There is nothing good or bad about mid-cap investing. It is just that when a company is younger or smaller, the chances of growth are higher than when it matures; so too are the risks. The company may not have the bandwidth to go past this stage.

 

 

 

In terms of their respective historical long-term performance, there is not much difference between the large-cap or mid-cap indices. In the period 2003-2007, mid-caps did better; between 2007 and 2013, large-caps did better. Again in the past four-odd years, mid-caps have done better.

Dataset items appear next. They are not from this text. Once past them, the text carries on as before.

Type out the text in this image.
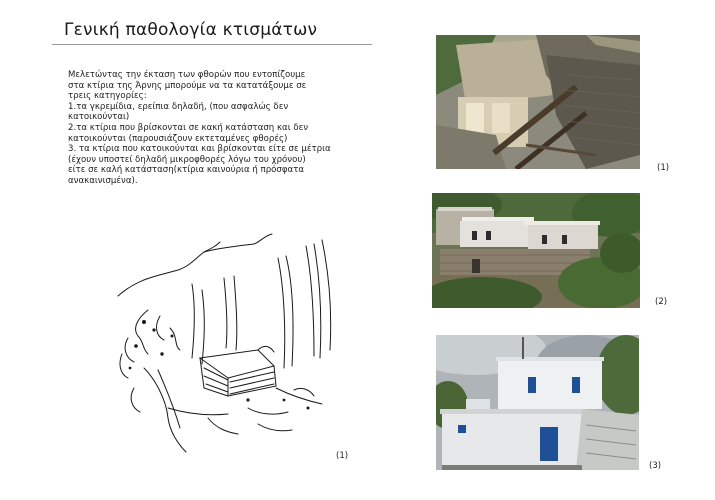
Γενική παθολογία κτισμάτων
Μελετώντας την έκταση των φθορών που εντοπίζουμε
στα κτίρια της Άρνης μπορούμε να τα κατατάξουμε σε
τρεις κατηγορίες:
1.τα γκρεμίδια, ερείπια δηλαδή, (που ασφαλώς δεν
κατοικούνται)
2.τα κτίρια που βρίσκονται σε κακή κατάσταση και δεν
κατοικούνται (παρουσιάζουν εκτεταμένες φθορές)
3. τα κτίρια που κατοικούνται και βρίσκονται είτε σε μέτρια
(έχουν υποστεί δηλαδή μικροφθορές λόγω του χρόνου)
είτε σε καλή κατάσταση(κτίρια καινούρια ή πρόσφατα
ανακαινισμένα).
(1)
(2)
(3)
(1)
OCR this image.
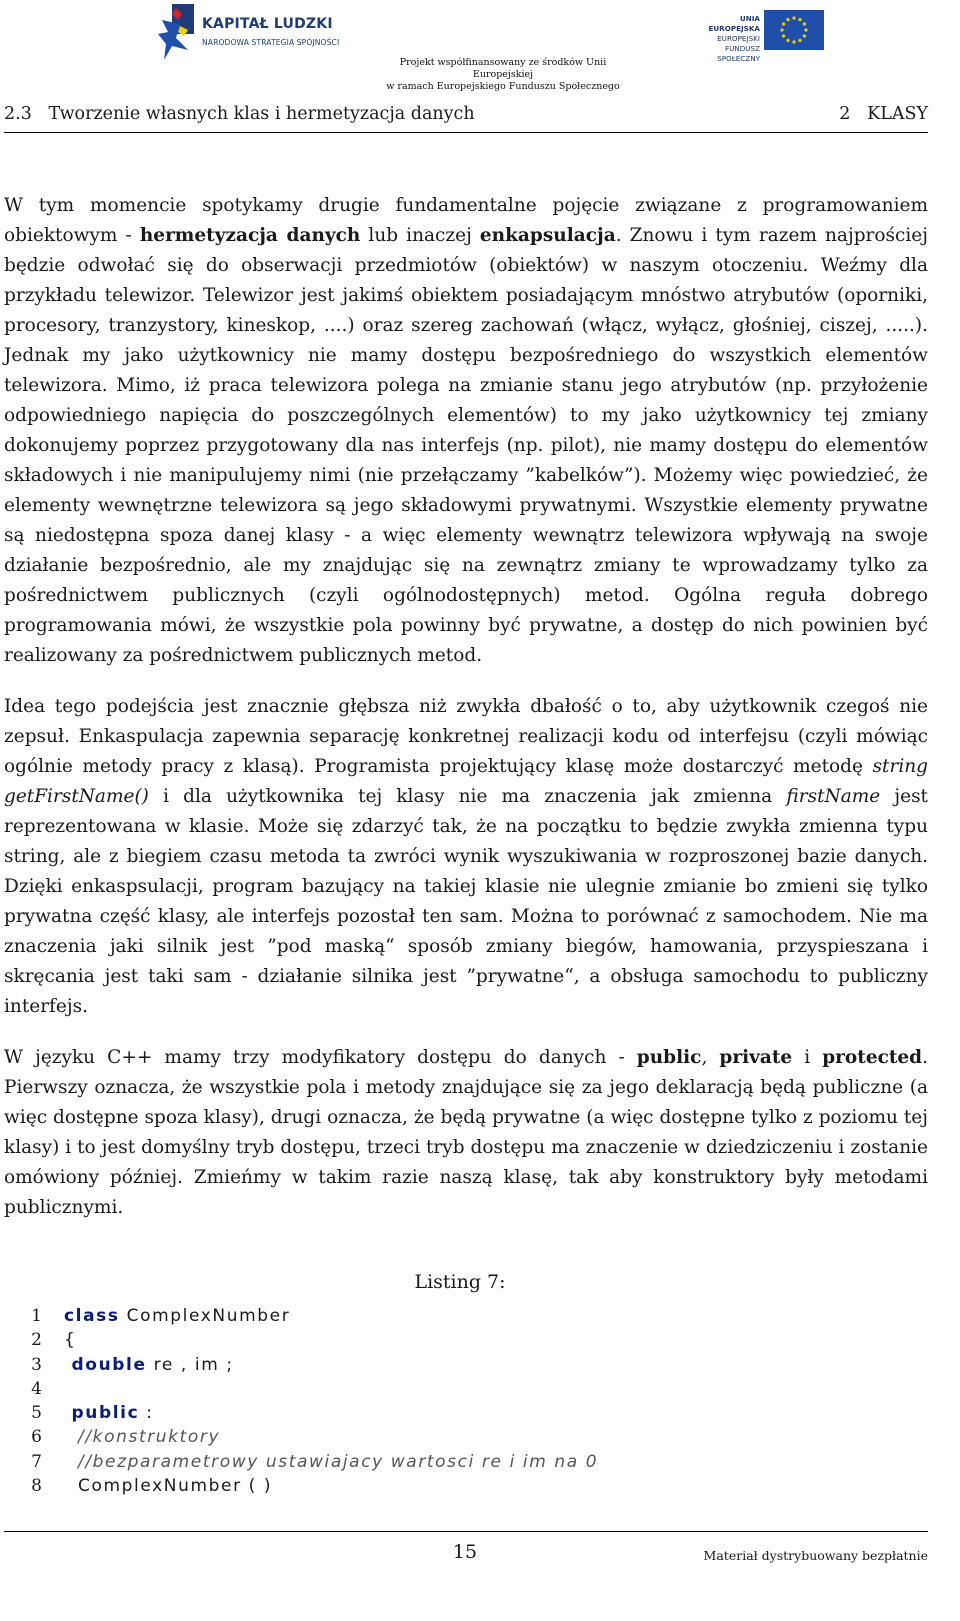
KAPITAŁ LUDZKI
NARODOWA STRATEGIA SPÓJNOŚCI
UNIA EUROPEJSKA
EUROPEJSKI
FUNDUSZ SPOŁECZNY
Projekt współfinansowany ze środków Unii Europejskiej
w ramach Europejskiego Funduszu Społecznego
2.3   Tworzenie własnych klas i hermetyzacja danych	2   KLASY

W tym momencie spotykamy drugie fundamentalne pojęcie związane z programowaniem obiektowym - hermetyzacja danych lub inaczej enkapsulacja. Znowu i tym razem najprościej będzie odwołać się do obserwacji przedmiotów (obiektów) w naszym otoczeniu. Weźmy dla przykładu telewizor. Telewizor jest jakimś obiektem posiadającym mnóstwo atrybutów (oporniki, procesory, tranzystory, kineskop, ....) oraz szereg zachowań (włącz, wyłącz, głośniej, ciszej, .....). Jednak my jako użytkownicy nie mamy dostępu bezpośredniego do wszystkich elementów telewizora. Mimo, iż praca telewizora polega na zmianie stanu jego atrybutów (np. przyłożenie odpowiedniego napięcia do poszczególnych elementów) to my jako użytkownicy tej zmiany dokonujemy poprzez przygotowany dla nas interfejs (np. pilot), nie mamy dostępu do elementów składowych i nie manipulujemy nimi (nie przełączamy ”kabelków”). Możemy więc powiedzieć, że elementy wewnętrzne telewizora są jego składowymi prywatnymi. Wszystkie elementy prywatne są niedostępna spoza danej klasy - a więc elementy wewnątrz telewizora wpływają na swoje działanie bezpośrednio, ale my znajdując się na zewnątrz zmiany te wprowadzamy tylko za pośrednictwem publicznych (czyli ogólnodostępnych) metod. Ogólna reguła dobrego programowania mówi, że wszystkie pola powinny być prywatne, a dostęp do nich powinien być realizowany za pośrednictwem publicznych metod.

Idea tego podejścia jest znacznie głębsza niż zwykła dbałość o to, aby użytkownik czegoś nie zepsuł. Enkaspulacja zapewnia separację konkretnej realizacji kodu od interfejsu (czyli mówiąc ogólnie metody pracy z klasą). Programista projektujący klasę może dostarczyć metodę string getFirstName() i dla użytkownika tej klasy nie ma znaczenia jak zmienna firstName jest reprezentowana w klasie. Może się zdarzyć tak, że na początku to będzie zwykła zmienna typu string, ale z biegiem czasu metoda ta zwróci wynik wyszukiwania w rozproszonej bazie danych. Dzięki enkaspsulacji, program bazujący na takiej klasie nie ulegnie zmianie bo zmieni się tylko prywatna część klasy, ale interfejs pozostał ten sam. Można to porównać z samochodem. Nie ma znaczenia jaki silnik jest ”pod maską“ sposób zmiany biegów, hamowania, przyspieszana i skręcania jest taki sam - działanie silnika jest ”prywatne“, a obsługa samochodu to publiczny interfejs.

W języku C++ mamy trzy modyfikatory dostępu do danych - public, private i protected. Pierwszy oznacza, że wszystkie pola i metody znajdujące się za jego deklaracją będą publiczne (a więc dostępne spoza klasy), drugi oznacza, że będą prywatne (a więc dostępne tylko z poziomu tej klasy) i to jest domyślny tryb dostępu, trzeci tryb dostępu ma znaczenie w dziedziczeniu i zostanie omówiony później. Zmieńmy w takim razie naszą klasę, tak aby konstruktory były metodami publicznymi.

Listing 7:
1 class ComplexNumber
2 {
3 double re , im ;
4
5 public :
6 //konstruktory
7 //bezparametrowy ustawiajacy wartosci re i im na 0
8 ComplexNumber ( )
15	Materiał dystrybuowany bezpłatnie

When they rise, mid and small-caps are capable of rising much faster than the stocks in the large-cap category, but when they fall, they also fall much faster.

Why are we investing?

The idea is to have a clear articulation of why we are investing. With the help of a proper investment advisor, the investor can realise the different goals.

Each goal would have a separate combination of funds. The longer the time horizon for the goal (retirement planning), the larger should be the proportion of equity, and of mid-caps. Equities, in general, and mid-caps, in particular, should occupy a smaller proportion if one is planning to use the funds to buy a property within the next year or so.

Handling volatility

Let’s face it. Equity is not an asset class that gives steady, linear returns. Volatility is not necessarily bad, unless it leads to permanent losses. For an investor with a horizon of five years, it matters less if the fund’s NAV has fallen by 10 per cent, particularly if the fund has invested in companies with strong business models, and at valuations that are not significantly higher than long-term averages.

This is not the first time mid-caps have shown a downward correction. Nor will it be the last. Investors could have a proportion of the overall investments in mid-cap funds.

Gaining entry into companies that are in their earlier stages is not a bad idea. However, just as everything else in life, a balance is needed between more established companies and younger companies.

In choosing the proportion, one must focus on what makes sense and not just on what is promising to grow fast. Let us have at least three or four baskets to place our eggs.